The papers were discovered by members of the research group Corporate Europe Observatory, who were investigating a powerful trade association called International Financial Services, London. The researchers stumbled upon an unlinked page, accidentally appended to the lobbyists' website.
International Financial Services, London is one of several British groups hoping that the trade talks can be expanded to cover a wide range of service industries. The proposed new General Agreement on Trade in Services, due to be discussed alongside the other treaties in Qatar, could oblige countries to privatise key public services such as health, education and water.
The leaked page contained the minutes of meetings held by the "Liberalisation of Trade in Services" committee set up to liaise between IFSL and the British government.

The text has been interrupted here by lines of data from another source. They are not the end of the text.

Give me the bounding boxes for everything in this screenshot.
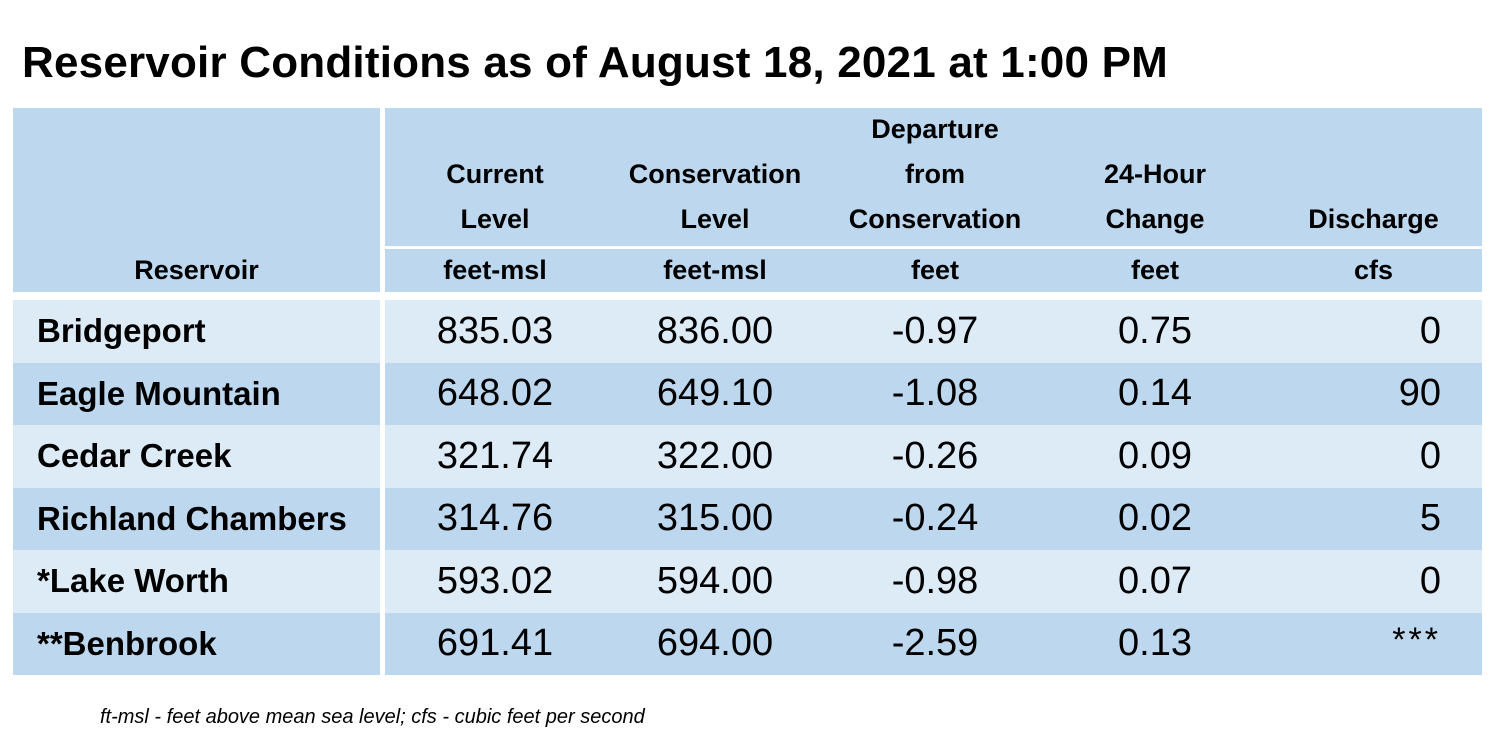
- departure: -0.26: [891, 434, 979, 477]
- header-conservation-level: Conservation Level: [605, 108, 825, 246]
- reservoir-table: Current Level Conservation Level Departu…: [13, 108, 1482, 675]
- header-text: Conservation: [848, 204, 1022, 234]
- current-level: 593.02: [436, 559, 554, 602]
- header-text: Conservation: [628, 159, 802, 189]
- reservoir-name: *Lake Worth: [37, 562, 229, 600]
- header-current-level: Current Level: [385, 108, 605, 246]
- reservoir-name: Eagle Mountain: [37, 374, 281, 412]
- header-text: Discharge: [1308, 204, 1439, 234]
- header-text: Departure: [871, 114, 999, 144]
- header-separator: [13, 246, 1482, 249]
- footnote: ft-msl - feet above mean sea level; cfs …: [100, 706, 645, 728]
- header-text: Change: [1105, 204, 1205, 234]
- header-reservoir: Reservoir: [134, 255, 259, 285]
- column-divider: [380, 249, 385, 292]
- change-24hr: 0.07: [1118, 559, 1192, 602]
- change-24hr: 0.13: [1118, 622, 1192, 665]
- conservation-level: 836.00: [656, 309, 774, 352]
- table-row: Bridgeport 835.03 836.00 -0.97 0.75 0: [13, 300, 1482, 363]
- column-divider: [380, 300, 385, 363]
- conservation-level: 315.00: [656, 497, 774, 540]
- unit-discharge: cfs: [1353, 255, 1394, 285]
- departure: -0.98: [891, 559, 979, 602]
- table-header-units: Reservoir feet-msl feet-msl feet feet cf…: [13, 249, 1482, 292]
- header-text: Current: [446, 159, 544, 189]
- conservation-level: 649.10: [656, 372, 774, 415]
- reservoir-name: Richland Chambers: [37, 499, 347, 537]
- table-body: Bridgeport 835.03 836.00 -0.97 0.75 0 Ea…: [13, 300, 1482, 675]
- page-title: Reservoir Conditions as of August 18, 20…: [22, 38, 1168, 87]
- change-24hr: 0.14: [1118, 372, 1192, 415]
- reservoir-name: **Benbrook: [37, 624, 217, 662]
- column-divider: [380, 362, 385, 425]
- table-row: **Benbrook 691.41 694.00 -2.59 0.13 ***: [13, 612, 1482, 675]
- table-row: Eagle Mountain 648.02 649.10 -1.08 0.14 …: [13, 362, 1482, 425]
- current-level: 691.41: [436, 622, 554, 665]
- discharge: 0: [1419, 559, 1441, 602]
- current-level: 835.03: [436, 309, 554, 352]
- header-departure: Departure from Conservation: [825, 108, 1045, 246]
- discharge: 5: [1419, 497, 1441, 540]
- discharge: 90: [1398, 372, 1441, 415]
- current-level: 648.02: [436, 372, 554, 415]
- change-24hr: 0.09: [1118, 434, 1192, 477]
- change-24hr: 0.02: [1118, 497, 1192, 540]
- column-divider: [380, 550, 385, 613]
- departure: -1.08: [891, 372, 979, 415]
- departure: -0.24: [891, 497, 979, 540]
- change-24hr: 0.75: [1118, 309, 1192, 352]
- reservoir-name: Cedar Creek: [37, 437, 232, 475]
- discharge: 0: [1419, 309, 1441, 352]
- column-divider: [380, 487, 385, 550]
- conservation-level: 322.00: [656, 434, 774, 477]
- discharge: 0: [1419, 434, 1441, 477]
- conservation-level: 594.00: [656, 559, 774, 602]
- current-level: 314.76: [436, 497, 554, 540]
- header-discharge: Discharge: [1265, 108, 1482, 246]
- unit-current: feet-msl: [443, 255, 547, 285]
- column-divider: [380, 108, 385, 246]
- table-row: Richland Chambers 314.76 315.00 -0.24 0.…: [13, 487, 1482, 550]
- departure: -2.59: [891, 622, 979, 665]
- table-row: Cedar Creek 321.74 322.00 -0.26 0.09 0: [13, 425, 1482, 488]
- header-text: 24-Hour: [1103, 159, 1206, 189]
- unit-conservation: feet-msl: [663, 255, 767, 285]
- header-reservoir-spacer: [13, 108, 380, 246]
- column-divider: [380, 612, 385, 675]
- unit-departure: feet: [910, 255, 959, 285]
- current-level: 321.74: [436, 434, 554, 477]
- reservoir-name: Bridgeport: [37, 312, 206, 350]
- discharge: ***: [1392, 620, 1441, 659]
- header-text: from: [904, 159, 965, 189]
- conservation-level: 694.00: [656, 622, 774, 665]
- table-row: *Lake Worth 593.02 594.00 -0.98 0.07 0: [13, 550, 1482, 613]
- header-text: Level: [680, 204, 750, 234]
- header-24hr-change: 24-Hour Change: [1045, 108, 1265, 246]
- departure: -0.97: [891, 309, 979, 352]
- header-text: Level: [460, 204, 530, 234]
- unit-change: feet: [1130, 255, 1179, 285]
- table-header: Current Level Conservation Level Departu…: [13, 108, 1482, 246]
- column-divider: [380, 425, 385, 488]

British civil servants, the researchers discovered, were worried that campaign groups opposed to the General Agreement on Trade in Services were becoming too effective. The minutes recorded that Matthew Lownds, from the Foreign Office, "noted that the campaign by the World Development Movement in particular was leading to a broadening of concerns. ... He also pointed to the need to coordinate business responses to the NGO's allegations."
Malcolm McKinnon, a civil servant from the Department of Trade and Industry, complained that the case for the general agreement was "vulnerable" when campaigners asked for "proof of where the economic benefits lay" for poor nations. The committee decided to spend pounds50-70,000 to "counter the NGOs".
More damagingly, the civil servants appear to have been passing critical European Union papers to the business people on the committee, including negotiating documents from other countries, which could be enormously valuable to companies hoping to anticipate hostile positions. These papers, the Corporate Europe Observatory points out, are unavailable even to members of the European Parliament.
So the government, while secretly colluding with corporate lobbyists, has been double-crossing the public and undermining some of the poorest countries on earth. Tony Blair and Clare Short call this process "development". It is not development. It's piracy.